Cantor's Diagonal Argument: To show that the real numbers have more numbers than the natural numbers, assume for contradiction that the real numbers between 0 and 1 have the same number of numbers as the natural numbers. Then we could count them. Hence we could create an ordered list of real numbers - a first real number, a second one, and so on (r1, r2, r3, r4, r5, ...). Represent the numbers in the list using their decimal expansions, and in the case of numbers with two decimal expansions, like 0.499 ... = 0.500 ..., we chose the one ending in nines.

r1 = 0 . a11 a12 a13 a14 ...

r2 = 0 . a21 a22 a23 a24 ...

r3 = 0 . a31 a32 a33 a34 ...

r4 = 0 . a41 a42 a43 a44 ...

r5 = 0 . a51 a52 a53 a54 ...

...

We now create a number that is not on this abstract list (where the decimal expansions are represented by abstract letters) using the dodgeball strategy. Since our list "missed" this real number, we have shown that we cannot count the real numbers in the same way we count the natural numbers, and that there must be more real numbers than natural numbers.

1) Define the natural numbers:

2) Define the real numbers:

3) Find a partner and play the beginning of a game of infinite dodgeball, with numbers instead of letters, and different than the one Dr. Sarah put on the blackboard.

4) Produce an abstract number (represented by variables) that is missing from the abstract list in Cantor's proof.

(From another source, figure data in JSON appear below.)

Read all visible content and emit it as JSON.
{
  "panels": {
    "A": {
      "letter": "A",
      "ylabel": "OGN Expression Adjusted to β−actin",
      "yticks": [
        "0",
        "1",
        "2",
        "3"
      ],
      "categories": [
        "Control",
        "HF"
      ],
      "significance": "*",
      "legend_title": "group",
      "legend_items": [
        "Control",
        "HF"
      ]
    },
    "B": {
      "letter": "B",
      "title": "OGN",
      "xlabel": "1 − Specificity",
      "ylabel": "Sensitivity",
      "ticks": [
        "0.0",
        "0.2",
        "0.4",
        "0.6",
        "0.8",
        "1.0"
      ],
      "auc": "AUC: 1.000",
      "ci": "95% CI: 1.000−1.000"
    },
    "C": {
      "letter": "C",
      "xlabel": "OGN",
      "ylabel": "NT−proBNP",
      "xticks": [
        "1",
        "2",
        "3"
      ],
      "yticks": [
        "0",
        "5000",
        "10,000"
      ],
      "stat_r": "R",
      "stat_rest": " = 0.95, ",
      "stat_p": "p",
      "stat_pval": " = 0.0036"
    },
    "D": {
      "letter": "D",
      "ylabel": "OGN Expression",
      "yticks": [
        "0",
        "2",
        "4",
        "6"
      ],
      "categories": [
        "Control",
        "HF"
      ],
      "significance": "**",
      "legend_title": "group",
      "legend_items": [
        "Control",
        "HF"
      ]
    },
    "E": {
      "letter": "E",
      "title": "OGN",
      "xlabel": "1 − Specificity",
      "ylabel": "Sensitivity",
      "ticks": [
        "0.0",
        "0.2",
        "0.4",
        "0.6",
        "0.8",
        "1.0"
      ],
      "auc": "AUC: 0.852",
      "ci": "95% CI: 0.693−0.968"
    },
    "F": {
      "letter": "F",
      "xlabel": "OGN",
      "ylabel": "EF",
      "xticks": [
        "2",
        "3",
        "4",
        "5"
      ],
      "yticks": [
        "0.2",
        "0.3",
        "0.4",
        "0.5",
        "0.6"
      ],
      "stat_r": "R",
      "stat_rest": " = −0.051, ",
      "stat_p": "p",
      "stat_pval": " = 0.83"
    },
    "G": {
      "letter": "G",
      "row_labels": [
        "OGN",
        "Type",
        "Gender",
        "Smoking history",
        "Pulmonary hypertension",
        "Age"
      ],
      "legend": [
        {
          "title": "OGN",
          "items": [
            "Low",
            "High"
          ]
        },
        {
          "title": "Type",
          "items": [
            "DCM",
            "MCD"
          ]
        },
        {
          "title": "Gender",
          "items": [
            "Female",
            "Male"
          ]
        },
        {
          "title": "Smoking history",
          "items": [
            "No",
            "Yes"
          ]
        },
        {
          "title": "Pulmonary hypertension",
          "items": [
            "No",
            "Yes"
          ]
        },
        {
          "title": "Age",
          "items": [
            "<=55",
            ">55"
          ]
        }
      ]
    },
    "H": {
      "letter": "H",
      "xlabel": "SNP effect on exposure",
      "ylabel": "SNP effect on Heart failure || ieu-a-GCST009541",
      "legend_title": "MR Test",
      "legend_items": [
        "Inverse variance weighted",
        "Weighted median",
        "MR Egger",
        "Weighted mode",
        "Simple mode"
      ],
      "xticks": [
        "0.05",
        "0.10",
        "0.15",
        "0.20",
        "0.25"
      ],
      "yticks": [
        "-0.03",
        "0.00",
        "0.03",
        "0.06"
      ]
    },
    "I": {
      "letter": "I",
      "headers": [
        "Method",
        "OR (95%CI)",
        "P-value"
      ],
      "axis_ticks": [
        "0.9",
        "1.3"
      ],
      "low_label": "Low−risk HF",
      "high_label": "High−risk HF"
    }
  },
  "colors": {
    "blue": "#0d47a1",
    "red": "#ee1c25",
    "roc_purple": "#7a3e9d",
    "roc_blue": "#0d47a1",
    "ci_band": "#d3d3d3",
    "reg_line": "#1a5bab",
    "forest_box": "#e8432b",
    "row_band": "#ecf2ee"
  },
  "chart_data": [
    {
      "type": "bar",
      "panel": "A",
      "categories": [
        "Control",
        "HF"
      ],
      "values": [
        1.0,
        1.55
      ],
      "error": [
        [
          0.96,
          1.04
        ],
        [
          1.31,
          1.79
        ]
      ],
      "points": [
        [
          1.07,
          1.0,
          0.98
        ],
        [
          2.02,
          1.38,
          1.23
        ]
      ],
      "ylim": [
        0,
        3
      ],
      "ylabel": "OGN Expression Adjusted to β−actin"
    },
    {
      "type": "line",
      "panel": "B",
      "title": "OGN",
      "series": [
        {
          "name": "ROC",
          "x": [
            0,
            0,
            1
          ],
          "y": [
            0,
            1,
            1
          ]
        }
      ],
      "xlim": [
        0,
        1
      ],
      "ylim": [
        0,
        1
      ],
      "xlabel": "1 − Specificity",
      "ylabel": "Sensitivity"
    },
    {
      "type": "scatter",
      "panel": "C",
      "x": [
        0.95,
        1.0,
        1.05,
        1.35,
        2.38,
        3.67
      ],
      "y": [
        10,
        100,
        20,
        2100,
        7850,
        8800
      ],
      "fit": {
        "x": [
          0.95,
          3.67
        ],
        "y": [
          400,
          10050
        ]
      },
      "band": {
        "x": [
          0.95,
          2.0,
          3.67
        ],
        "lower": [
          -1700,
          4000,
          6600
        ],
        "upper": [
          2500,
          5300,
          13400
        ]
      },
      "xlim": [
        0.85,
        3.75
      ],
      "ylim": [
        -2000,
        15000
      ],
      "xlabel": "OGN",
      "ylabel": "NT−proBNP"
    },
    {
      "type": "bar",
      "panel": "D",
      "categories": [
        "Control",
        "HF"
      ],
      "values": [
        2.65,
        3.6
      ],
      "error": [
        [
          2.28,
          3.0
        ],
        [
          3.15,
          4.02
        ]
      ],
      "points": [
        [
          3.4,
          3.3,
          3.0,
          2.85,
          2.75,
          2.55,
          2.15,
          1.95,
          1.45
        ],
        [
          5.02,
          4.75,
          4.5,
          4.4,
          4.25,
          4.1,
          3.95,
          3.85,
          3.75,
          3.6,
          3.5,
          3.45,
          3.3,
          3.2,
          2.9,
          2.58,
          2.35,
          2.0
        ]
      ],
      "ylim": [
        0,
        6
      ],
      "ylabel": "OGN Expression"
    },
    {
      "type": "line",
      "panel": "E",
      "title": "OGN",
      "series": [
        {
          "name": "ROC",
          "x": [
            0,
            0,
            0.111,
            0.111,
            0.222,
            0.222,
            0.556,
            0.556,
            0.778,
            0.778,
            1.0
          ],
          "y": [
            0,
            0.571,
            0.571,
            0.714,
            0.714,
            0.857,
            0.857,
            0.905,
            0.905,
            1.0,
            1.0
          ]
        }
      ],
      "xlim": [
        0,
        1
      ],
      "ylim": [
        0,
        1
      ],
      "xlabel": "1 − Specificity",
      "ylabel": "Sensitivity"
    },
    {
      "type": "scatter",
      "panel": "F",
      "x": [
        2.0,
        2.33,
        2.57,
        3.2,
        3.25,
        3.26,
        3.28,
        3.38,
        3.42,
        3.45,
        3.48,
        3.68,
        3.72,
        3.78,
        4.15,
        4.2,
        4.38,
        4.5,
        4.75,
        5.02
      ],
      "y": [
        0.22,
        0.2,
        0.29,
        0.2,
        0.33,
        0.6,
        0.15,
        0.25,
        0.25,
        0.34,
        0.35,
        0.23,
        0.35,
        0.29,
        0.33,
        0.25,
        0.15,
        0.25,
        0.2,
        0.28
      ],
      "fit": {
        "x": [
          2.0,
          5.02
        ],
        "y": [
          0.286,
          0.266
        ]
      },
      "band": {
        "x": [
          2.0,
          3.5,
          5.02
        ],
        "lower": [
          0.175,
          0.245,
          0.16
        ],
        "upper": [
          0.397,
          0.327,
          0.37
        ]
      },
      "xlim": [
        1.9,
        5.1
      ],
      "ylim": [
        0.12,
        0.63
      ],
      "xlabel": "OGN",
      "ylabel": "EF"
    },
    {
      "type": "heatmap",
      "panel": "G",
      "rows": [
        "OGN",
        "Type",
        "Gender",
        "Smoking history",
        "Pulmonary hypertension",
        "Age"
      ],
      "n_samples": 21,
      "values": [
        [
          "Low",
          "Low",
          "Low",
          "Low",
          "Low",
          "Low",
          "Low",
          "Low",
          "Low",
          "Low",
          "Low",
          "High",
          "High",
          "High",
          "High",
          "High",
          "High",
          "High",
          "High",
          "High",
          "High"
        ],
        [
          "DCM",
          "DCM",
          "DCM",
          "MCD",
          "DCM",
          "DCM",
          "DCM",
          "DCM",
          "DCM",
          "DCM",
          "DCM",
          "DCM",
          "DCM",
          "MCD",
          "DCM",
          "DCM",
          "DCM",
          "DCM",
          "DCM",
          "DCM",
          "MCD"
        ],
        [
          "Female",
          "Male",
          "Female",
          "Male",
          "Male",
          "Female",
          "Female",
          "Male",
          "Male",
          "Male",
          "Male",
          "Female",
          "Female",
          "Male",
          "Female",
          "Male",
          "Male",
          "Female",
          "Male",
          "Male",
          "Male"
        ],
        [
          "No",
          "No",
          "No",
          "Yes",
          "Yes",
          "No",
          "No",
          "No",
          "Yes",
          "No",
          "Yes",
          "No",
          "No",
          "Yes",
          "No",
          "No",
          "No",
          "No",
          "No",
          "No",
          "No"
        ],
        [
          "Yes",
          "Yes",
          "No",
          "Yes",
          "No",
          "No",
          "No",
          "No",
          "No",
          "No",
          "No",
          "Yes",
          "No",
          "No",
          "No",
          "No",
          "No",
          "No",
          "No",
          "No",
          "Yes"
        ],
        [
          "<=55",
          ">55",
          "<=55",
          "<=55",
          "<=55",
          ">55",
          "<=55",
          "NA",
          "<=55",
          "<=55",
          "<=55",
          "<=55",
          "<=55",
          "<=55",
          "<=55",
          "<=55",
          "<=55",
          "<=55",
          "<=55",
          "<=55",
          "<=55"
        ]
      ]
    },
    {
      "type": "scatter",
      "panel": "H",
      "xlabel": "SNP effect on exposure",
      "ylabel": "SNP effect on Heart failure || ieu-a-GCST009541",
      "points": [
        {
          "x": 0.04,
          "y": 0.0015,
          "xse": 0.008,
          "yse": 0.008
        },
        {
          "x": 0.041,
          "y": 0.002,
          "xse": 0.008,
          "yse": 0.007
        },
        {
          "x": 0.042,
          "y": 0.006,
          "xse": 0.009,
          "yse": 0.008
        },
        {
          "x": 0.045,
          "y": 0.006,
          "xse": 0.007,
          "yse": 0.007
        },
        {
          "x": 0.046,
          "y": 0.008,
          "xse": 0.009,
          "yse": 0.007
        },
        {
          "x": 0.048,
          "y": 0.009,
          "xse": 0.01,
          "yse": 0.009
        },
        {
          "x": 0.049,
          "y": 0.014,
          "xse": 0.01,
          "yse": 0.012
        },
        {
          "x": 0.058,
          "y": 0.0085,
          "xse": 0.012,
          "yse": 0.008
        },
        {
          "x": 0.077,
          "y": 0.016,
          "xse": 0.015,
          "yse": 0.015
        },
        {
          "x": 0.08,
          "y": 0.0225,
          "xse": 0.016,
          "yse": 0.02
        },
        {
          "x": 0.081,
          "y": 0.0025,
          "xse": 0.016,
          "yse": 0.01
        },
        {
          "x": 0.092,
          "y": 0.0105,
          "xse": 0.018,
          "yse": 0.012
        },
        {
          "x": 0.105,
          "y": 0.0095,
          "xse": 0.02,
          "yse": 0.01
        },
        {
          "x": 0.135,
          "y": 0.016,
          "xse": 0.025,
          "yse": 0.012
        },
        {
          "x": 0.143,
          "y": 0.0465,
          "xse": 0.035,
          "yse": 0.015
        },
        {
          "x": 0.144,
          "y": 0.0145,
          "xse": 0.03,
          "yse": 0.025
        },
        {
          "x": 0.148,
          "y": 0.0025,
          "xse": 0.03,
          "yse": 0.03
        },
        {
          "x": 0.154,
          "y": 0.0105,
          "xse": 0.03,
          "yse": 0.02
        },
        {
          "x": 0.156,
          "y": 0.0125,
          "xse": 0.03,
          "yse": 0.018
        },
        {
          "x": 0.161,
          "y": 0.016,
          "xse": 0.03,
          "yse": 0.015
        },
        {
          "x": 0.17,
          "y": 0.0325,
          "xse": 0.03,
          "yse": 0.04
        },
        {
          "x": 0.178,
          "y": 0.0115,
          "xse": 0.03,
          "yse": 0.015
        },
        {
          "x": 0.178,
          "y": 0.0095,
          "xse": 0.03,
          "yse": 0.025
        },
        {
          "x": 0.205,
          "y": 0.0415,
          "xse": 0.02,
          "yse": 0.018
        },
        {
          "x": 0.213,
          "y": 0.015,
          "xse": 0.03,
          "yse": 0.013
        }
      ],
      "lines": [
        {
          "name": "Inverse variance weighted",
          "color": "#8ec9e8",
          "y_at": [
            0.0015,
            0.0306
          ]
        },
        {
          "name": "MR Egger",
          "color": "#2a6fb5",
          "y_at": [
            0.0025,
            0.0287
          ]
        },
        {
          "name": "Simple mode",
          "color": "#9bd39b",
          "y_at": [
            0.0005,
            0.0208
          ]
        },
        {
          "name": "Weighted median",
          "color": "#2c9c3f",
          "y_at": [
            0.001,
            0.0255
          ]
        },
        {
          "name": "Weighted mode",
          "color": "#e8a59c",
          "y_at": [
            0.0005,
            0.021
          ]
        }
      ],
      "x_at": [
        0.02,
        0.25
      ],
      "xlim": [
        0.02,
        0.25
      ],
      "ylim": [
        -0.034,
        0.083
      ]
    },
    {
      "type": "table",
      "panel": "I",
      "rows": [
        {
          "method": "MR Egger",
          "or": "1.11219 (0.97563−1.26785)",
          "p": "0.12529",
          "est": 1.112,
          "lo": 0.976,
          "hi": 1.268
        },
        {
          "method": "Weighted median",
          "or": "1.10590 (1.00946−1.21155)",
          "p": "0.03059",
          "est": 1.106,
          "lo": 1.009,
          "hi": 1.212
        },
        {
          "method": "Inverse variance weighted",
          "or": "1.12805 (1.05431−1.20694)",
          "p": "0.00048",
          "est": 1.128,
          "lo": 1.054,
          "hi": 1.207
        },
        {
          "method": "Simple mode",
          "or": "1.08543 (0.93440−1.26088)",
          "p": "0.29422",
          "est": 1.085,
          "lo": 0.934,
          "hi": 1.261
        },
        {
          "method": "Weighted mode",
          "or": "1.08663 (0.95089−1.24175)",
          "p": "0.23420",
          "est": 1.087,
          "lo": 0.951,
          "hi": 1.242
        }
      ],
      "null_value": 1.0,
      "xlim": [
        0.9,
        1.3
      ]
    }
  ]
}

5) Explain why modern mathematicians do not consider the game in number 3) a proof, but do generally accept Cantor's proof as rigorous.

Constructive Proofs:

Although certain individuals — most notably Kronecker — had expressed disapproval of the “idealistic”, nonconstructive methods used by some of their nineteenth century contemporaries, it is in the polemical writings of L.E.J. Brouwer (1881-1966), beginning with his Amsterdam doctoral thesis (Brouwer 1907) and continuing over the next forty-seven years, that the foundations of a precise, systematic approach to constructive mathematics were laid. In Brouwer's philosophy, known as intuitionism, mathematics is a free creation of the human mind, and an object exists if and only if it can be (mentally) constructed.

6) Explain in what way Cantor's proof is not considered constructive.